Consta do inciso VI, do art. 202 do Código Civil, que a prescrição é
interrompida 'por qualquer ato inequívoco, ainda que extrajudicial, que
importe em reconhecimento do direito pelo devedor'.

Portanto, é preciso relevar que o próprio requerido-embargante afirma que
desde março de 2003 até outubro de 2009, conforme registrado na f. 22,
'pagou juros de 3% do débito', o que evidencia ter existido um estado de
moratória concedido pelo credor, para que o devedor pudesse quitar o débito
consignado no cheque, daí a interrupção da prescrição.

(...)

Portanto, pelo fato de o próprio embargante anunciar o pagamento de
juros, o que ocorreu até o ano de 2009, aliado ao fato de que a ação
monitória foi proposta em 07/11/2011, não há que se falar na superação do
prazo de 05 (cinco) anos para o autor interpor a demanda aparelhada em
cheque prescrito para a execução".

Com efeito, o recurso merece prosperar.

Colhe-se dos autos que a ação monitória tem por objeto a cobrança de cheque
emitido em 11 de janeiro de 2006, enquanto a ação foi ajuizada em 07 de novembro de 2011.
Logo, houve o transcurso do prazo de 5 anos desde o vencimento, de modo que a pretensão está
prescrita.

Inteligência da Súmula n. 503/STJ: " O prazo para ajuizamento de ação monitória
contra emitente de cheque sem força executiva é de cinco anos, a contar do dia seguinte à data
de emissão".

Destaca-se: ainda que se considerasse o pagamento dos juros como causa interruptiva
da prescrição, esta somente poderia ocorrer uma única vez, a teor do art. 202, caput, do CC/02.
Nessa linha de intelecção, o julgado a seguir:

"AGRAVO INTERNO NO RECURSO ESPECIAL. AGRAVO DE
INSTRUMENTO. AÇÃO DE COBRANÇA DE JUROS. ADIANTAMENTO DE
CONTRATO DE CÂMBIO - ACC. VENCIMENTO. PAGAMENTO
POSTERIOR. ATO DE RECONHECIMENTO DO DÉBITO. PRESCRIÇÃO
INTERROMPIDA. ART. 202, VI, DO CÓDIGO CIVIL. PAGAMENTO
POSTERIOR. NOVA INTERRUPÇÃO. IMPOSSIBILIDADE. EXPRESSA
PREVISÃO LEGAL. PRESCRIÇÃO RECONHECIDA. DECISÃO MANTIDA.

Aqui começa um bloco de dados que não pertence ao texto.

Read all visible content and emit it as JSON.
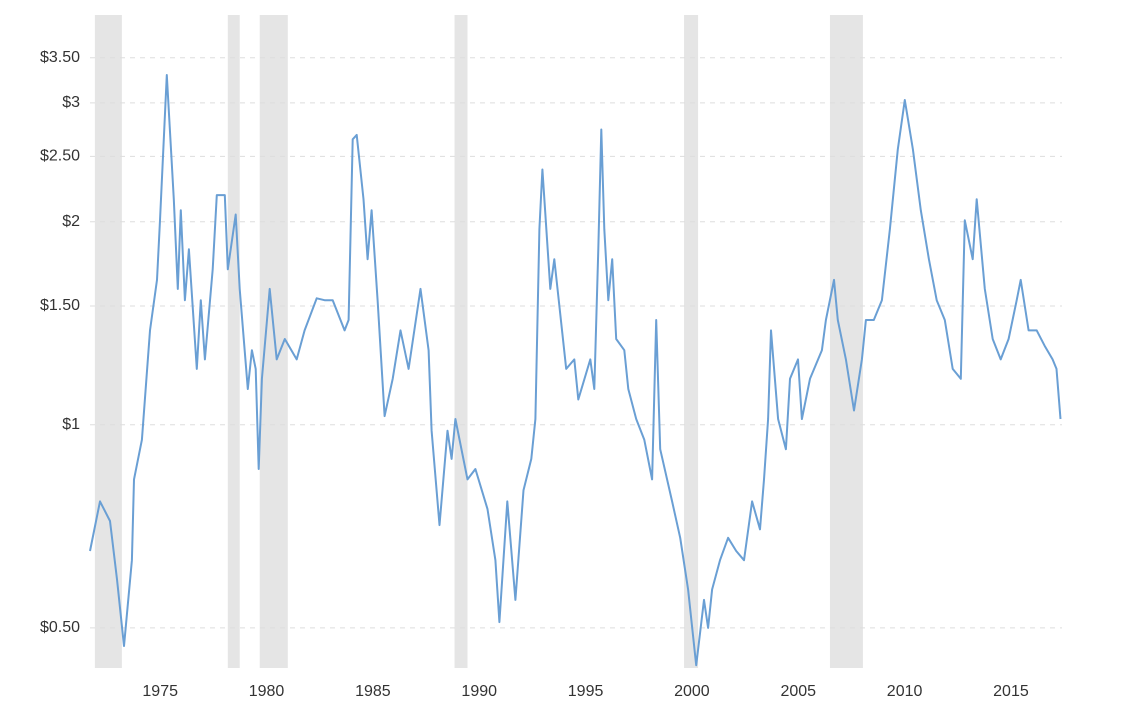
{
  "chart_data": {
    "type": "line",
    "log_y": true,
    "grid": true,
    "color": "#6a9fd4",
    "shade_color": "#e5e5e5",
    "xlim": [
      1971.7,
      2017.4
    ],
    "xticks": [
      1975,
      1980,
      1985,
      1990,
      1995,
      2000,
      2005,
      2010,
      2015
    ],
    "ylim": [
      0.436,
      4.05
    ],
    "yticks": [
      {
        "value": 0.5,
        "label": "$0.50"
      },
      {
        "value": 1,
        "label": "$1"
      },
      {
        "value": 1.5,
        "label": "$1.50"
      },
      {
        "value": 2,
        "label": "$2"
      },
      {
        "value": 2.5,
        "label": "$2.50"
      },
      {
        "value": 3,
        "label": "$3"
      },
      {
        "value": 3.5,
        "label": "$3.50"
      }
    ],
    "shaded_regions": [
      [
        1971.93,
        1973.2
      ],
      [
        1978.18,
        1978.74
      ],
      [
        1979.68,
        1981.0
      ],
      [
        1988.84,
        1989.45
      ],
      [
        1999.63,
        2000.29
      ],
      [
        2006.49,
        2008.04
      ]
    ],
    "x": [
      1971.7,
      1972.17,
      1972.64,
      1972.97,
      1973.3,
      1973.67,
      1973.77,
      1974.14,
      1974.52,
      1974.85,
      1974.99,
      1975.31,
      1975.64,
      1975.83,
      1975.97,
      1976.16,
      1976.35,
      1976.72,
      1976.91,
      1977.1,
      1977.47,
      1977.66,
      1978.04,
      1978.18,
      1978.55,
      1978.74,
      1979.12,
      1979.31,
      1979.49,
      1979.63,
      1979.78,
      1980.15,
      1980.48,
      1980.86,
      1981.42,
      1981.79,
      1982.36,
      1982.73,
      1983.11,
      1983.67,
      1983.86,
      1984.05,
      1984.24,
      1984.56,
      1984.75,
      1984.94,
      1985.22,
      1985.55,
      1985.93,
      1986.3,
      1986.68,
      1987.24,
      1987.62,
      1987.76,
      1988.13,
      1988.51,
      1988.7,
      1988.88,
      1989.45,
      1989.82,
      1990.39,
      1990.76,
      1990.95,
      1991.32,
      1991.7,
      1992.08,
      1992.45,
      1992.64,
      1992.83,
      1992.97,
      1993.34,
      1993.53,
      1994.09,
      1994.47,
      1994.66,
      1995.22,
      1995.41,
      1995.6,
      1995.74,
      1995.88,
      1996.07,
      1996.25,
      1996.44,
      1996.82,
      1997.01,
      1997.38,
      1997.76,
      1998.13,
      1998.32,
      1998.51,
      1999.07,
      1999.45,
      1999.82,
      2000.2,
      2000.57,
      2000.76,
      2000.95,
      2001.32,
      2001.7,
      2002.08,
      2002.45,
      2002.83,
      2003.2,
      2003.39,
      2003.58,
      2003.72,
      2004.05,
      2004.42,
      2004.61,
      2004.99,
      2005.17,
      2005.55,
      2006.11,
      2006.3,
      2006.68,
      2006.86,
      2007.24,
      2007.62,
      2007.99,
      2008.18,
      2008.55,
      2008.93,
      2009.31,
      2009.68,
      2010.01,
      2010.39,
      2010.76,
      2011.14,
      2011.51,
      2011.89,
      2012.26,
      2012.64,
      2012.83,
      2013.2,
      2013.39,
      2013.77,
      2014.14,
      2014.52,
      2014.89,
      2015.27,
      2015.46,
      2015.83,
      2016.21,
      2016.58,
      2016.96,
      2017.14,
      2017.33
    ],
    "values": [
      0.65,
      0.77,
      0.72,
      0.59,
      0.47,
      0.63,
      0.83,
      0.95,
      1.38,
      1.64,
      2.01,
      3.3,
      2.16,
      1.59,
      2.08,
      1.53,
      1.82,
      1.21,
      1.53,
      1.25,
      1.7,
      2.19,
      2.19,
      1.7,
      2.05,
      1.59,
      1.13,
      1.29,
      1.21,
      0.86,
      1.17,
      1.59,
      1.25,
      1.34,
      1.25,
      1.38,
      1.54,
      1.53,
      1.53,
      1.38,
      1.43,
      2.65,
      2.69,
      2.16,
      1.76,
      2.08,
      1.53,
      1.03,
      1.17,
      1.38,
      1.21,
      1.59,
      1.29,
      0.98,
      0.71,
      0.98,
      0.89,
      1.02,
      0.83,
      0.86,
      0.75,
      0.63,
      0.51,
      0.77,
      0.55,
      0.8,
      0.89,
      1.02,
      1.95,
      2.39,
      1.59,
      1.76,
      1.21,
      1.25,
      1.09,
      1.25,
      1.13,
      1.82,
      2.74,
      1.95,
      1.53,
      1.76,
      1.34,
      1.29,
      1.13,
      1.02,
      0.95,
      0.83,
      1.43,
      0.92,
      0.77,
      0.68,
      0.57,
      0.44,
      0.55,
      0.5,
      0.57,
      0.63,
      0.68,
      0.65,
      0.63,
      0.77,
      0.7,
      0.83,
      1.02,
      1.38,
      1.02,
      0.92,
      1.17,
      1.25,
      1.02,
      1.17,
      1.29,
      1.43,
      1.64,
      1.43,
      1.25,
      1.05,
      1.25,
      1.43,
      1.43,
      1.53,
      1.95,
      2.56,
      3.03,
      2.56,
      2.08,
      1.76,
      1.53,
      1.43,
      1.21,
      1.17,
      2.01,
      1.76,
      2.16,
      1.59,
      1.34,
      1.25,
      1.34,
      1.53,
      1.64,
      1.38,
      1.38,
      1.31,
      1.25,
      1.21,
      1.02
    ]
  }
}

1. O pagamento parcial do débito, quando já iniciado o prazo prescricional,
configura ato interruptivo da prescrição, nos termos do art. 202, VI, do
Código Civil.

2. Uma vez interrompida a prescrição, novo pagamento, total ou parcial,
não enseja mais o efeito jurídico interruptivo, pois esse só pode ocorrer uma
vez, nos termos do caput do art. 202 do Código Civil.